Hadoop technology is based on two main elements:
(multiple answers)
Correct Answer(s)
A. HDFS - Highly distrbuited file system
D. Map/Reduce
Explanation
Hadoop technology is based on two main elements: HDFS - Highly distributed file system and Map/Reduce. HDFS is a distributed file system that allows for the storage and processing of large datasets across multiple machines. It provides high fault tolerance and scalability. Map/Reduce is a programming model that allows for the parallel processing of data across a cluster of computers. It divides the input data into smaller chunks and processes them in parallel, greatly improving the performance of data processing tasks. Together, HDFS and Map/Reduce form the core components of the Hadoop ecosystem, enabling the efficient storage and processing of big data.
6.
Hadoop can be used for:
(Multiple answers)
Correct Answer(s)
A. Data storage
B. Data processing by MapReduce
C. Data replication
E. Data mining and exploration
Explanation
Hadoop can be used for data storage, as it is designed to handle large volumes of data and distribute it across a cluster of computers. It can also process data using the MapReduce framework, which allows for parallel processing and efficient analysis of large datasets. Hadoop supports data replication, which ensures data availability and fault tolerance. Additionally, Hadoop can be used for data mining and exploration, as it provides tools and libraries for analyzing and extracting insights from large datasets.
7.
How NICE is using BigData
Correct Answer
B. NICE is using BigData technology to offer new solutions
Explanation
NICE is utilizing BigData technology to provide innovative solutions.

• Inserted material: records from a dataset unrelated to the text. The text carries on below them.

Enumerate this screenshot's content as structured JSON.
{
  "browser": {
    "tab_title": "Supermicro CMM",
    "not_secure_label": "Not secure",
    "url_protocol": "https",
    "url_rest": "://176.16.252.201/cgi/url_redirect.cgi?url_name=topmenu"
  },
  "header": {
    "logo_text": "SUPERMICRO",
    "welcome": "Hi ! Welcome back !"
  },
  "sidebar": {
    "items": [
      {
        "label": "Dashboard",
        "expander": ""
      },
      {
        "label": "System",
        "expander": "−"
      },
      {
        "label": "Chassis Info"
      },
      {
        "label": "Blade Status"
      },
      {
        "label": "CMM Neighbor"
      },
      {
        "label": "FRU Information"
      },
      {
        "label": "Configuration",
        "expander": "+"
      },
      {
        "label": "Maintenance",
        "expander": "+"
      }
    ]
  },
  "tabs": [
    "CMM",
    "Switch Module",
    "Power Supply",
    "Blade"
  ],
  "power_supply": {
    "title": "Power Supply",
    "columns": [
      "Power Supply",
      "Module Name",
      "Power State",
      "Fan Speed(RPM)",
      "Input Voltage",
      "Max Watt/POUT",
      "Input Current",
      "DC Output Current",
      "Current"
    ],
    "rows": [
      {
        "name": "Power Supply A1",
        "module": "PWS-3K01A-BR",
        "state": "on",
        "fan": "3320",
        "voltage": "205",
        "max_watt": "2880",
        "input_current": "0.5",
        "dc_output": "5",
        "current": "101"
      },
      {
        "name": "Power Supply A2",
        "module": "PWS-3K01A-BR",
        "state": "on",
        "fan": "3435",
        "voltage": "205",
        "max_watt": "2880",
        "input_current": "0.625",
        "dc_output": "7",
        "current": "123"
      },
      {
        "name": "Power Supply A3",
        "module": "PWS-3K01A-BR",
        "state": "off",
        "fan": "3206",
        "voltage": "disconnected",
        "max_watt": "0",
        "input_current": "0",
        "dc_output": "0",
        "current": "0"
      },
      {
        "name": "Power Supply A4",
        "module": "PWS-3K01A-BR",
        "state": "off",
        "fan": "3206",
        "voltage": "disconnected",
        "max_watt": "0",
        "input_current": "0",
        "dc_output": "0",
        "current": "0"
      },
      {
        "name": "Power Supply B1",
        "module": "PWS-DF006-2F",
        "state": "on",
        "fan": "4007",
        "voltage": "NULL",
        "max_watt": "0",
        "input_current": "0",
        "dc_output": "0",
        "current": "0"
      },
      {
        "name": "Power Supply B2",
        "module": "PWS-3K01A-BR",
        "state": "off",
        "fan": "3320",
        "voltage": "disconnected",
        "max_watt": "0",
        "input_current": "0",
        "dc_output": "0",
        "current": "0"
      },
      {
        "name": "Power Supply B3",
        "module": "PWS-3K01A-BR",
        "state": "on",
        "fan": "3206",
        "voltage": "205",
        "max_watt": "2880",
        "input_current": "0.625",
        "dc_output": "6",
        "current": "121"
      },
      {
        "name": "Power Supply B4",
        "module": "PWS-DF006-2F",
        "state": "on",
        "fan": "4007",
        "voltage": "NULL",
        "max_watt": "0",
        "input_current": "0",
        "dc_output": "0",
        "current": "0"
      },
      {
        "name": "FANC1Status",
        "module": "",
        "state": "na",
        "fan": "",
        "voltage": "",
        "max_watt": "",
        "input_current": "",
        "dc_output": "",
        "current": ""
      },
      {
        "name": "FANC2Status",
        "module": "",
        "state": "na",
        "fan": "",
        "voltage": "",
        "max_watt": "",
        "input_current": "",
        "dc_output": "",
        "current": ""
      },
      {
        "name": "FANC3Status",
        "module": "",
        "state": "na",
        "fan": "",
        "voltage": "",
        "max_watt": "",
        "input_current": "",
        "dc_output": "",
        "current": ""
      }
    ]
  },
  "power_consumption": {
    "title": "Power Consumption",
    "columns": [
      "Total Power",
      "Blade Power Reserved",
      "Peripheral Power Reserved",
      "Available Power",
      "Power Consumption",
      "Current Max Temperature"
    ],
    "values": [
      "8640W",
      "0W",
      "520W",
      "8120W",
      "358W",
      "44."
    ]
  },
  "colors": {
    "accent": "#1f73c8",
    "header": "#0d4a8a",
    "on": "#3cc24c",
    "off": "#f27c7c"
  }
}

This suggests that NICE is actively involved in the field of BigData and is using it to develop and offer new products or services to its customers.
8.
What is Ocean?
Correct Answer
B. Project name for NICE BigData analytics platform
Explanation
The correct answer is "Project name for NICE BigData analytics platform". This suggests that "Ocean" is a project name specifically associated with the NICE BigData analytics platform. It is not referring to any other technology or platform such as IBM's BigData technology, Hadoop, or Social BigData technology.
9.
The main reason for NICE strategic partnership with IBM is
Correct Answer
D. All of the above
Explanation
The main reason for NICE strategic partnership with IBM is that IBM has a comprehensive strategy for Big Data, offers BigInsights which is their Hadoop distribution, and has a strong reputation with IT organizations. These factors make IBM a suitable partner for NICE in terms of their Big Data needs and the credibility of their technology solutions.
10.
The benefits of Hadoop over Relational DB are:
(multiple answers)
Correct Answer(s)
B. It is cost effective
C. It can grow linearly
D. It is good for structured and unstructured data
Explanation
Hadoop offers several benefits over Relational DB. Firstly, it is cost-effective as it can be deployed on commodity hardware, eliminating the need for expensive specialized hardware. Secondly, it can grow linearly by adding more nodes to the cluster, allowing for scalability and handling large amounts of data. Lastly, Hadoop is suitable for both structured and unstructured data, making it versatile and capable of handling a wide range of data types.